Political class to taxpayers: you work for us
You work for us. Do the government employees serve the taxpayers, or are the taxpayers here to provide them with salaries and benefits?
If you’re a government worker, most of whom are part of the political class that we’ve written of before, the answer is obvious. It doesn’t matter how stretched taxpayers are, the cost of government (that’s what bureaucrats’ salaries and benefits are, after all) must not decrease.
The clever members of the political class couch their objections to cutting government spending in terms with which we all sympathize. See this wonderful article explaining Detroit’s current fiscal/government situation for an example of this:
“This guy is just full of it,” Leamon Wilson, chairman of the presidents [sic] of AFSCME’s locals, said about Bing. “He’s not trying to work with us. He doesn’t seem to have any respect for the workers and what they do.”
In other words, a mayor who doesn’t seek to curry favor with the bureaucrats as his top priority, and whose administration asks questions of department heads such as
What services do you provide now? What services should you provide? How much will it cost? Is there a way to do it cheaper? Can another entity do it cheaper?
is, in this government-employee-union leader’s view, anti-worker (whatever that’s supposed to mean).
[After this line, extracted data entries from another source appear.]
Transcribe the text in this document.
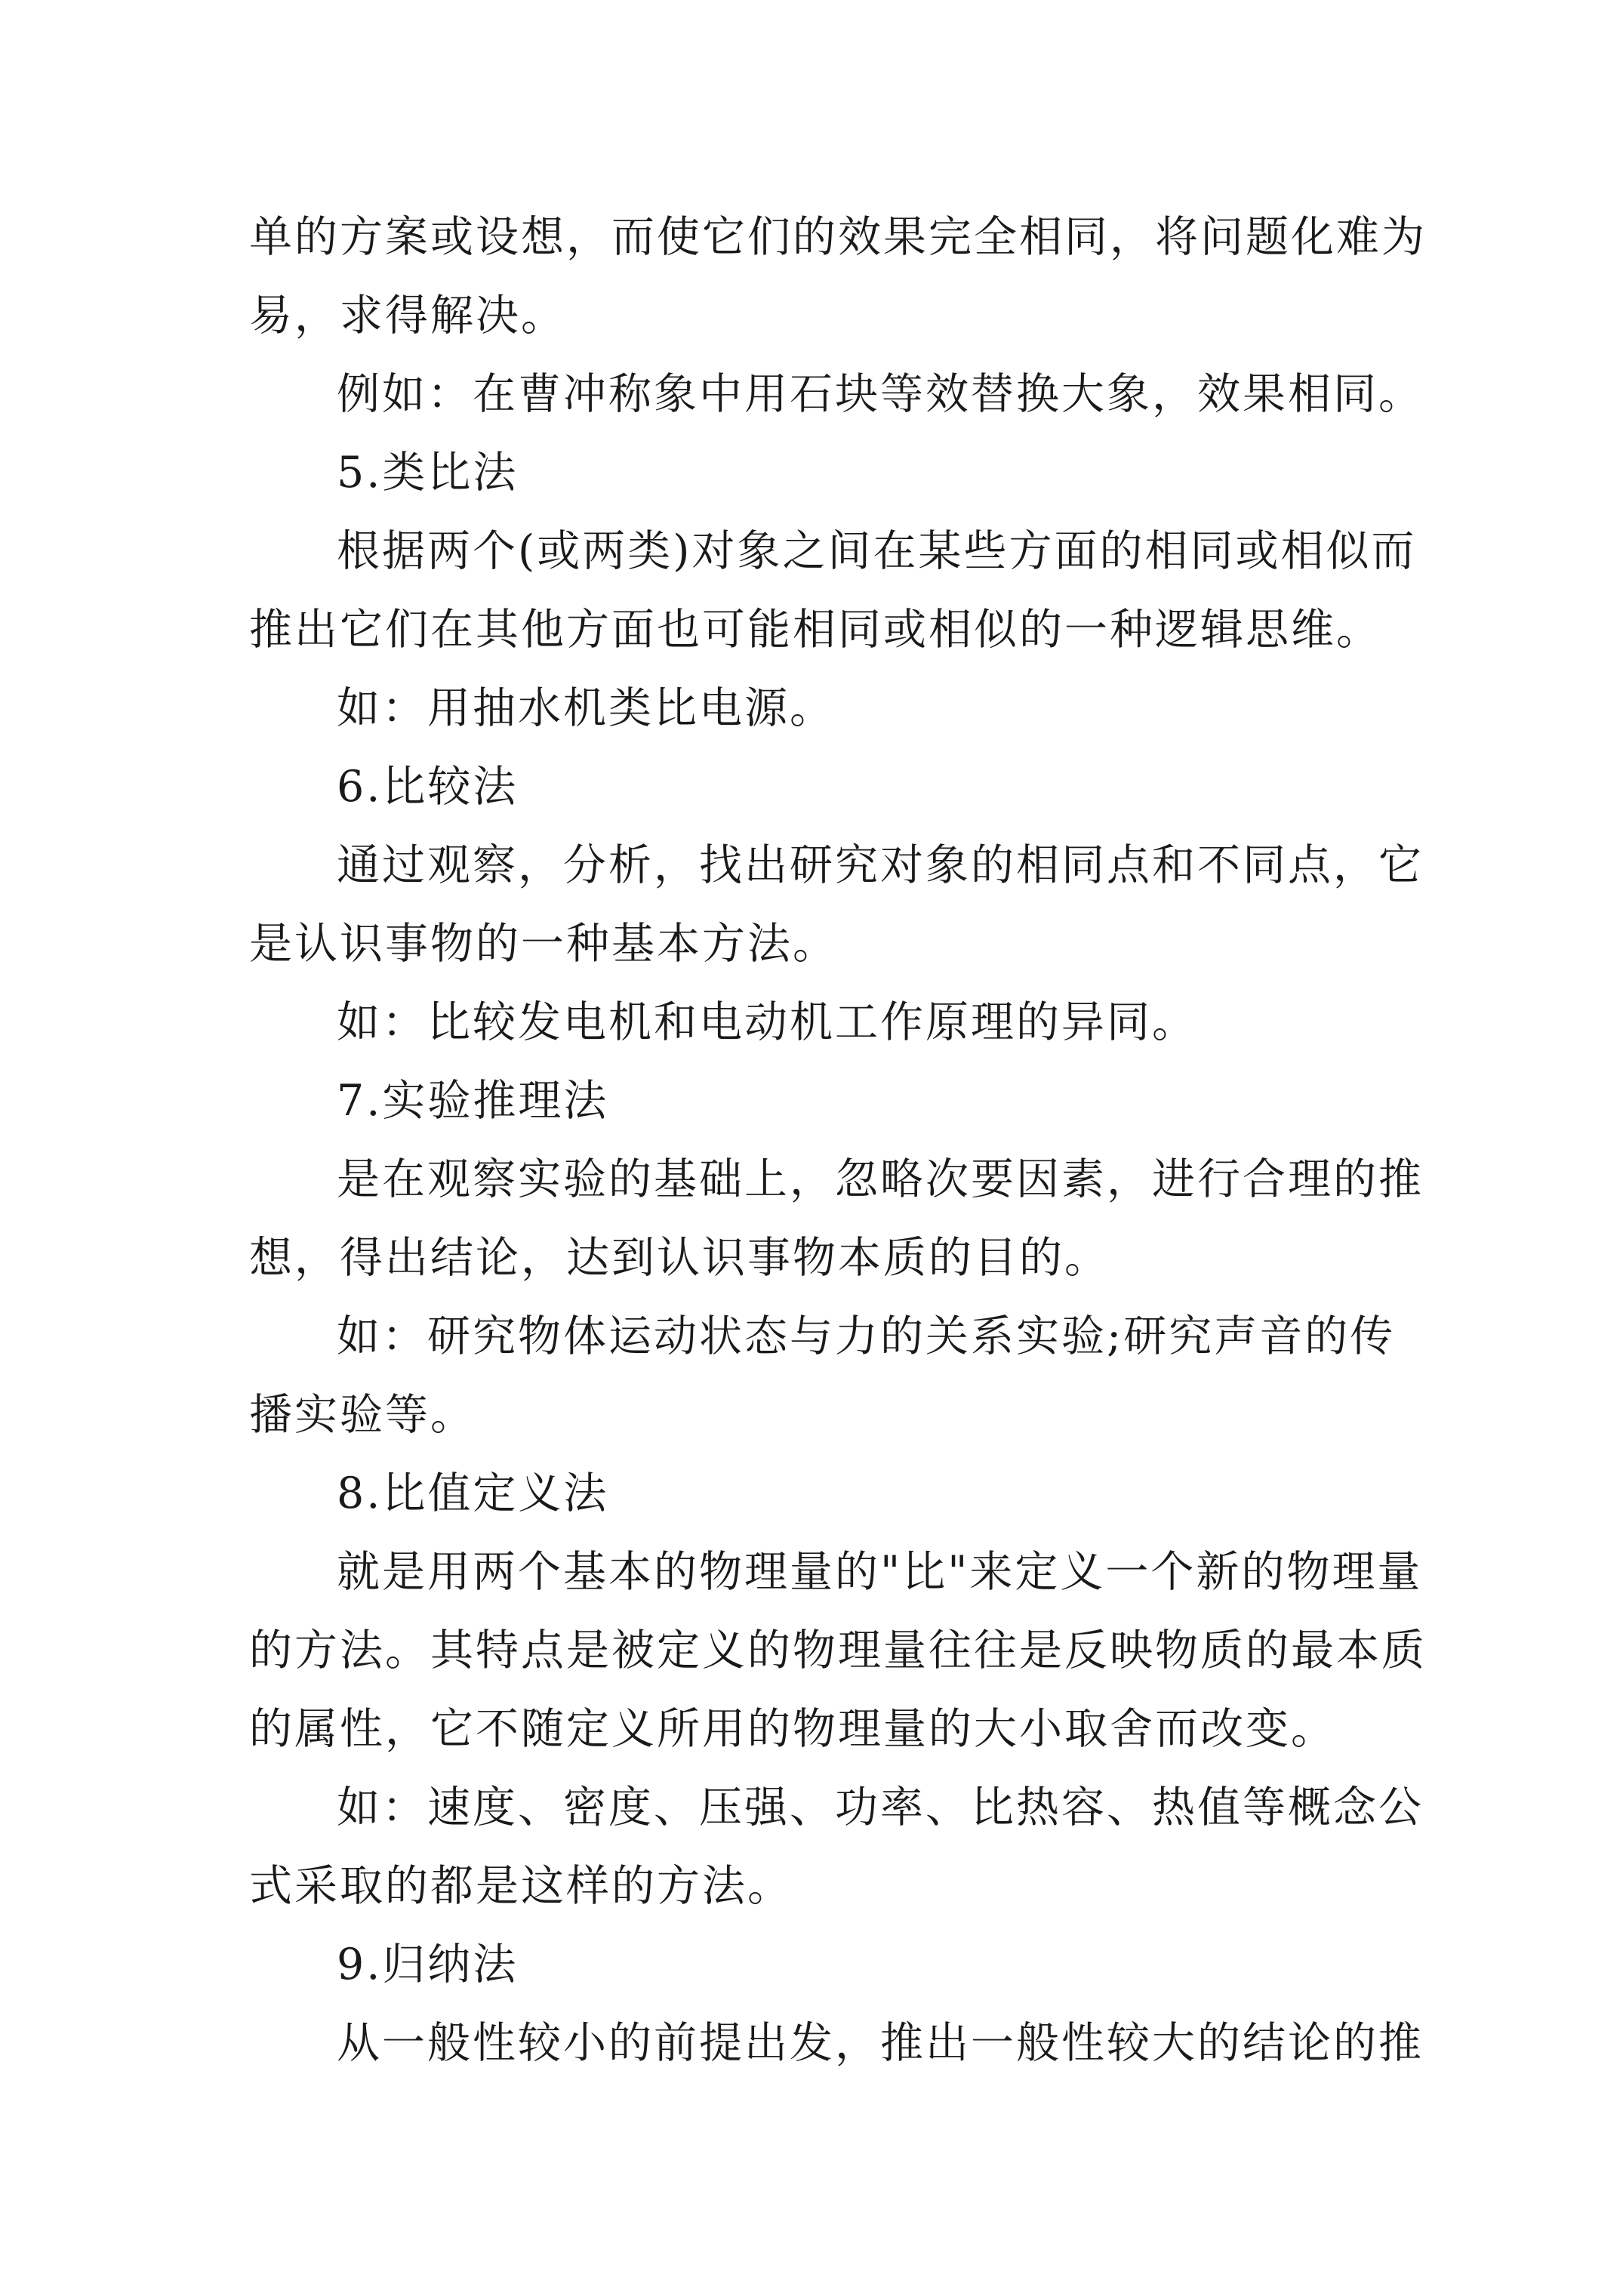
单的方案或设想，而使它们的效果完全相同，将问题化难为

易，求得解决。

例如：在曹冲称象中用石块等效替换大象，效果相同。

5.类比法

根据两个(或两类)对象之间在某些方面的相同或相似而

推出它们在其他方面也可能相同或相似的一种逻辑思维。

如：用抽水机类比电源。

6.比较法

通过观察，分析，找出研究对象的相同点和不同点，它

是认识事物的一种基本方法。

如：比较发电机和电动机工作原理的异同。

7.实验推理法

是在观察实验的基础上，忽略次要因素，进行合理的推

想，得出结论，达到认识事物本质的目的。

如：研究物体运动状态与力的关系实验;研究声音的传

播实验等。

8.比值定义法

就是用两个基本的物理量的"比"来定义一个新的物理量

的方法。其特点是被定义的物理量往往是反映物质的最本质

的属性，它不随定义所用的物理量的大小取舍而改变。

如：速度、密度、压强、功率、比热容、热值等概念公

式采取的都是这样的方法。

9.归纳法

从一般性较小的前提出发，推出一般性较大的结论的推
The RLC-MI surely isn’t the only group around that finds objections like the AFSCME leader’s ridiculous (no matter how much he mischaracterizes the debate as being about “respect for workers”). And the Bing administration’s questions, if they actually lead to right-sizing city government, show just differently Mayor Bing thinks from the political class.
Would that more GOP leaders follow Mayor Bing’s lead, and ask department heads to justify their departments’ existence as publicly funded entities.